Back on September 18, 2007, the House Judiciary Committee chaired by John Conyers (D-Michigan) held a hearing entitled “Warrantless Surveillance and the Foreign Intelligence Surveillance Act”. In that hearing, Conyers posed some questions to the Justice Department to get at the Department’s views on the legal framework governing electronic surveillance under the amended [w:Foreign Intelligence Surveillance Act] (FISA) — we’ve been tracking FISA for some time on FGI. The Committee hearing volume (pdf) was published in June 2008 without the Justice Department’s answers to these questions, because they were provided to Congress too late to be included in the published record.
As you might remember, back in December, 2005 the NY Times broke a story about the Bush administration secretly authorized the National Security Agency (NSA) to eavesdrop on Americans and others inside the United States to search for evidence of terrorist activity without the court-approved warrants ordinarily required for domestic spying, according to government officials.
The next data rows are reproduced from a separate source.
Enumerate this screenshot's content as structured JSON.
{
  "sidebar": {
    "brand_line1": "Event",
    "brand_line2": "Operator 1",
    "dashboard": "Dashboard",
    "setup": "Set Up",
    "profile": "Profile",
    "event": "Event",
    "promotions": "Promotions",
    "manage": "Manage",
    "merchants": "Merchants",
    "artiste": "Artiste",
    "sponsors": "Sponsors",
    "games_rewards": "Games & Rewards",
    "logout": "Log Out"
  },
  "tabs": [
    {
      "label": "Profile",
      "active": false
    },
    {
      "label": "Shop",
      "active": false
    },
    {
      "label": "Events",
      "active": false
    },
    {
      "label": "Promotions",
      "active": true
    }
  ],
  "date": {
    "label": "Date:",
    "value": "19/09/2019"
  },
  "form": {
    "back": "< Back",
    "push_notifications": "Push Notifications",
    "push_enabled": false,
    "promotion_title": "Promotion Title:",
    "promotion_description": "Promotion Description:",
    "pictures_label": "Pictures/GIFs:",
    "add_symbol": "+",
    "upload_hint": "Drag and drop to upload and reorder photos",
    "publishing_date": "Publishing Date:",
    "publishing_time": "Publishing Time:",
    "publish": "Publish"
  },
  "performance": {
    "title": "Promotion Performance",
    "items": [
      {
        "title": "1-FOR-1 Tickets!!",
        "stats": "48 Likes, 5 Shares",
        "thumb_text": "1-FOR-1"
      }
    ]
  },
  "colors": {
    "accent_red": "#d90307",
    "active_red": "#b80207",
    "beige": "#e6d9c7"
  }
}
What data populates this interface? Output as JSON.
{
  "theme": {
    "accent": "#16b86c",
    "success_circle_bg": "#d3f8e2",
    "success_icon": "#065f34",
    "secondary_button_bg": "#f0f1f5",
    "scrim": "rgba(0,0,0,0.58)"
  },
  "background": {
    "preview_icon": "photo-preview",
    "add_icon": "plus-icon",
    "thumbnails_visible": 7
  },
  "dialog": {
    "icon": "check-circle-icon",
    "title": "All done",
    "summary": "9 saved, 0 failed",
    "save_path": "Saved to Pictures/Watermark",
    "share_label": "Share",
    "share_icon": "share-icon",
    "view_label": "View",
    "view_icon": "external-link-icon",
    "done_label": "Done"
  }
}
FAS as well as the Electronic Frontier Foundation (EFF) and other civil liberties organizations have been tracking the [w:NSA warrantless surveillance controversy].
Many thanks to Steven Aftergood and the Federation of American Scientists (FAS) for submitting a FOIA request to make public Assistant Attorney General Kenneth Wainstein’s written responses to those questions posed about this important program and bringing to light the legal perspective that held sway within the Bush administration’s Justice Department.
“If the so-called Terrorist Surveillance Program (TSP) was perfectly legal as has been claimed, why would companies who cooperated in it need immunity?” the Committee asked. (To protect classified information, among other reasons, the Department responded.) “Is the President free to disregard any provisions of FISA with which he disagrees?” (No, not exactly.) “If an individual in the United States is suspected of working in collusion with persons outside the United States–such that an investigation of one is in effect the investigation of the other–under what circumstances, generally, would you use criminal or other FISA wiretaps?” (Targeting of persons in the United States can only be done under FISA procedures.)